La période de cent jours, mise à disposition de Michael Lohscheller, nommé en juin à la tête d'Opel, prend fin le 9 novembre et ce dernier doit rendre une copie très attendue, sur le plan stratégique et social.

Les synergies annuelles pour le groupe PSA atteindront 1,1 milliard d'euros d'ici 2020 et 1,7 milliard d'ici à 2026. Opel-Vauxhall accumule une perte de 15 milliards de dollars depuis seize ans et une ardoise qui s'élève déjà à 450 millions de dollars sur les six premiers mois de l'année. La cible est claire: Opel doit renouer avec les bénéfices au plus tard en 2020.

Le groupe français a promis de respecter les accords existants chez Opel/Vauxhall, qui incluent un engagement à ne procéder à aucun licenciement économique dans les usines allemandes d'ici fin 2018 ainsi qu'à investir dans ces sites au moins jusqu'en 2020.

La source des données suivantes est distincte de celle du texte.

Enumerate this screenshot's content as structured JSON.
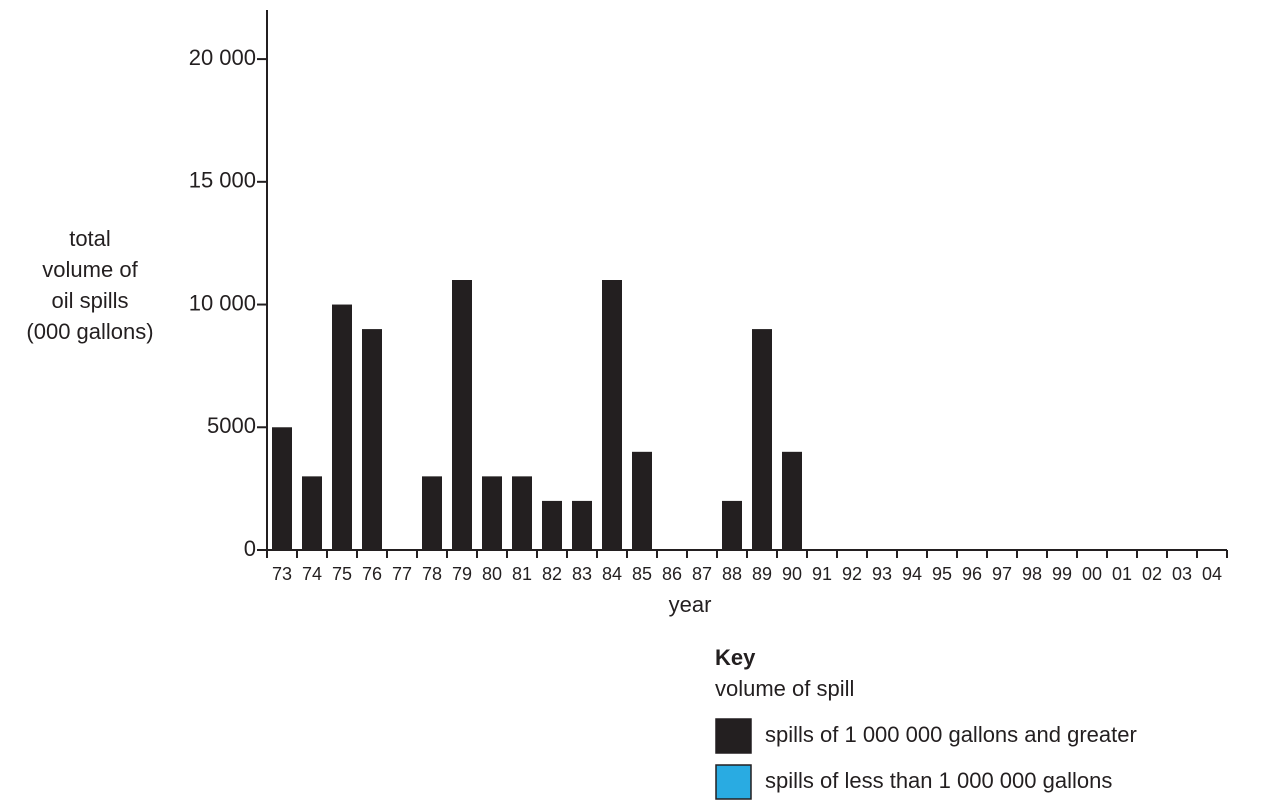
{
  "chart_data": {
    "type": "bar",
    "y_label": [
      "total",
      "volume of",
      "oil spills",
      "(000 gallons)"
    ],
    "x_label": "year",
    "categories": [
      "73",
      "74",
      "75",
      "76",
      "77",
      "78",
      "79",
      "80",
      "81",
      "82",
      "83",
      "84",
      "85",
      "86",
      "87",
      "88",
      "89",
      "90",
      "91",
      "92",
      "93",
      "94",
      "95",
      "96",
      "97",
      "98",
      "99",
      "00",
      "01",
      "02",
      "03",
      "04"
    ],
    "series": [
      {
        "name": "spills of 1 000 000 gallons and greater",
        "color": "#231f20",
        "values": [
          5000,
          3000,
          10000,
          9000,
          0,
          3000,
          11000,
          3000,
          3000,
          2000,
          2000,
          11000,
          4000,
          0,
          0,
          2000,
          9000,
          4000,
          null,
          null,
          null,
          null,
          null,
          null,
          null,
          null,
          null,
          null,
          null,
          null,
          null,
          null
        ]
      },
      {
        "name": "spills of less than 1 000 000 gallons",
        "color": "#29abe2",
        "values": [
          null,
          null,
          null,
          null,
          null,
          null,
          null,
          null,
          null,
          null,
          null,
          null,
          null,
          null,
          null,
          null,
          null,
          null,
          null,
          null,
          null,
          null,
          null,
          null,
          null,
          null,
          null,
          null,
          null,
          null,
          null,
          null
        ]
      }
    ],
    "legend_title": "Key",
    "legend_subtitle": "volume of spill",
    "ylim": [
      0,
      22000
    ],
    "yticks": [
      0,
      5000,
      {
        "value": 10000,
        "label": "10 000"
      },
      {
        "value": 15000,
        "label": "15 000"
      },
      {
        "value": 20000,
        "label": "20 000"
      }
    ]
  }
}
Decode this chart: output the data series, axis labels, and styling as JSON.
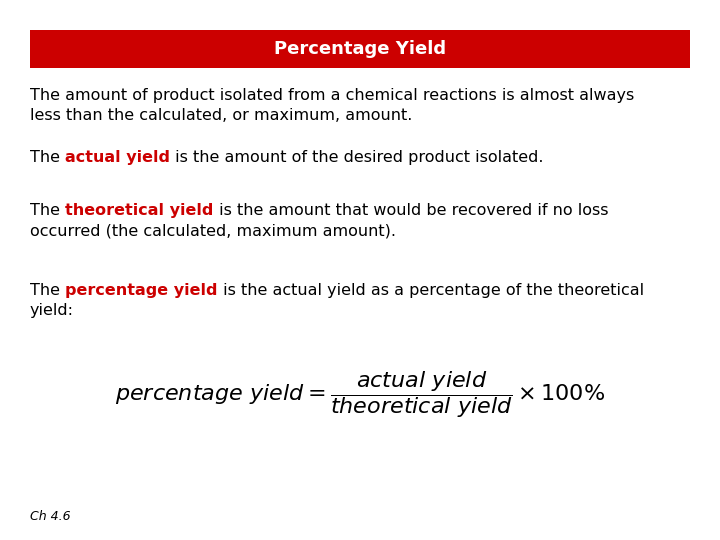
{
  "title": "Percentage Yield",
  "title_bg_color": "#cc0000",
  "title_text_color": "#ffffff",
  "bg_color": "#ffffff",
  "text_color": "#000000",
  "red_color": "#cc0000",
  "para1_line1": "The amount of product isolated from a chemical reactions is almost always",
  "para1_line2": "less than the calculated, or maximum, amount.",
  "para2_prefix": "The ",
  "para2_highlight": "actual yield",
  "para2_suffix": " is the amount of the desired product isolated.",
  "para3_prefix": "The ",
  "para3_highlight": "theoretical yield",
  "para3_suffix": " is the amount that would be recovered if no loss",
  "para3_line2": "occurred (the calculated, maximum amount).",
  "para4_prefix": "The ",
  "para4_highlight": "percentage yield",
  "para4_suffix": " is the actual yield as a percentage of the theoretical",
  "para4_line2": "yield:",
  "footnote": "Ch 4.6",
  "font_size_body": 11.5,
  "font_size_title": 13,
  "font_size_formula": 11,
  "font_size_footnote": 9
}
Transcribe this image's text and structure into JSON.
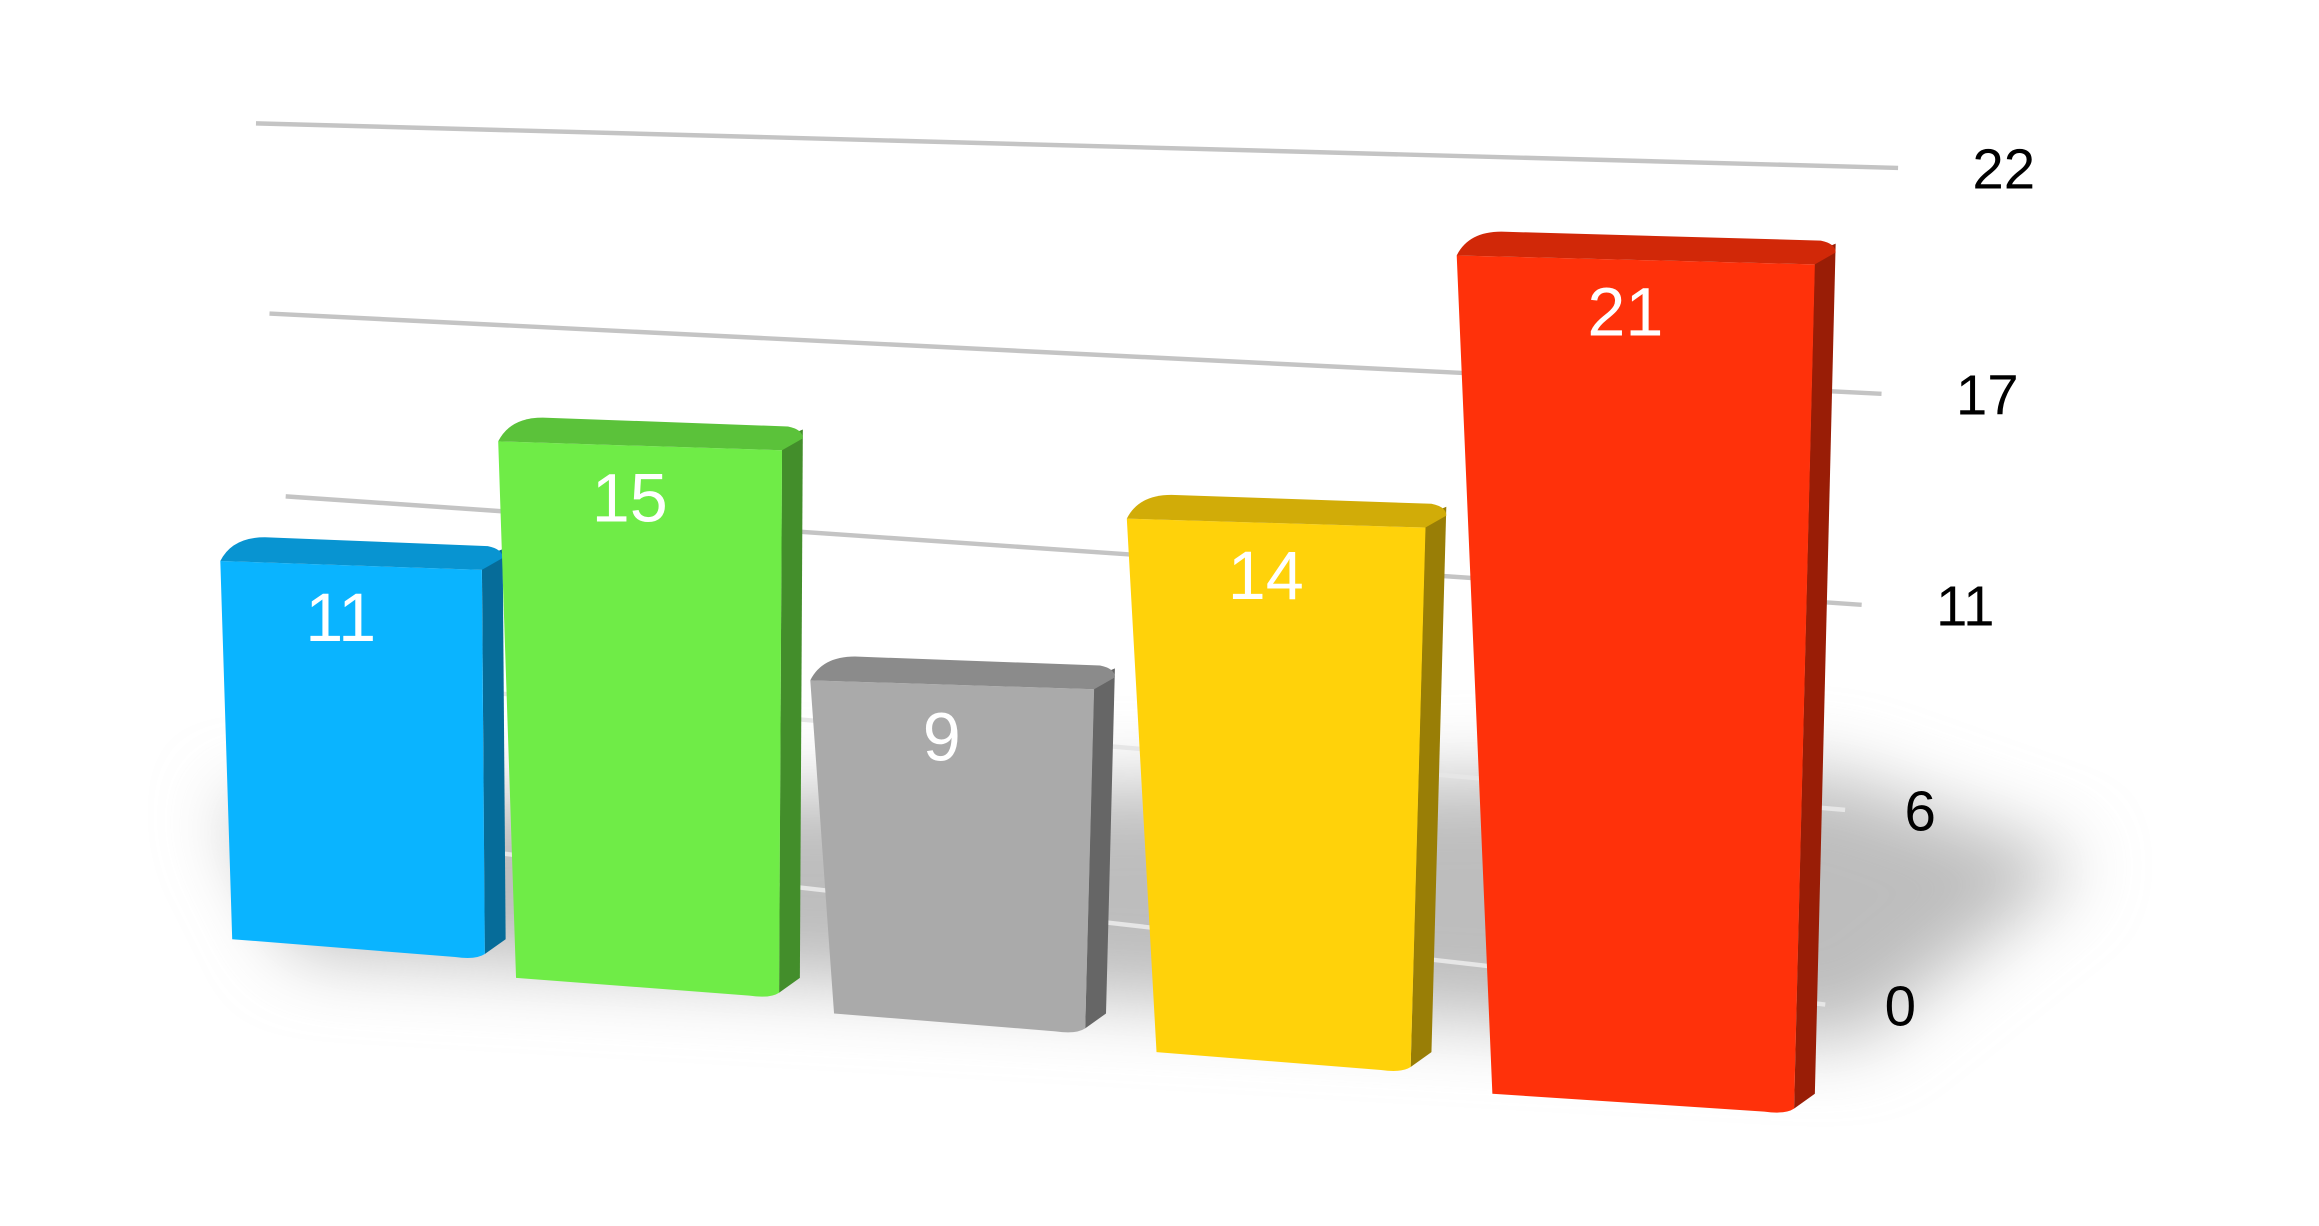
{
  "chart_data": {
    "type": "bar",
    "style": "3d",
    "title": "",
    "xlabel": "",
    "ylabel": "",
    "categories": [
      "",
      "",
      "",
      "",
      ""
    ],
    "values": [
      11,
      15,
      9,
      14,
      21
    ],
    "data_labels": [
      "11",
      "15",
      "9",
      "14",
      "21"
    ],
    "colors": [
      "#0ab4ff",
      "#6fec47",
      "#aaaaaa",
      "#ffd20a",
      "#ff310a"
    ],
    "y_ticks": [
      0,
      6,
      11,
      17,
      22
    ],
    "y_tick_labels": [
      "0",
      "6",
      "11",
      "17",
      "22"
    ],
    "ylim": [
      0,
      22
    ],
    "y_axis_position": "right",
    "grid": true,
    "legend": "none"
  }
}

Pour abaisser ses coûts et renforcer sa compétitivité, Opel/Vauxhall va sensiblement réduire le nombre ses plates-formes et de ses chaînes de traction, adopter les architectures de Groupe PSA, améliorer les offres de financement et de leasing de ses véhicules, et déployer la marque Opel à l'international.

Également en question, l'avenir des sites allemands de Kaiserslautern (ouest) et d'Eisenach (Est), alors que même la fermeture en 2014 de l'usine de Bochum, en Rhénanie-du-Nord, n'a pas réglé le problème de surcapacités en Europe.

Dans deux jours, Opel, désormais sous giron de PSA, va présenter son plan de redressement. Il serait question de viser en particulier la Chine et le Brésil, territoires qui étaient jadis interdits d'accès à Opel pour ne pas faire d'ombre à son ancien propriétaire américain. PSA vise 80% de sa gamme proposée en version électrique d'ici 2023.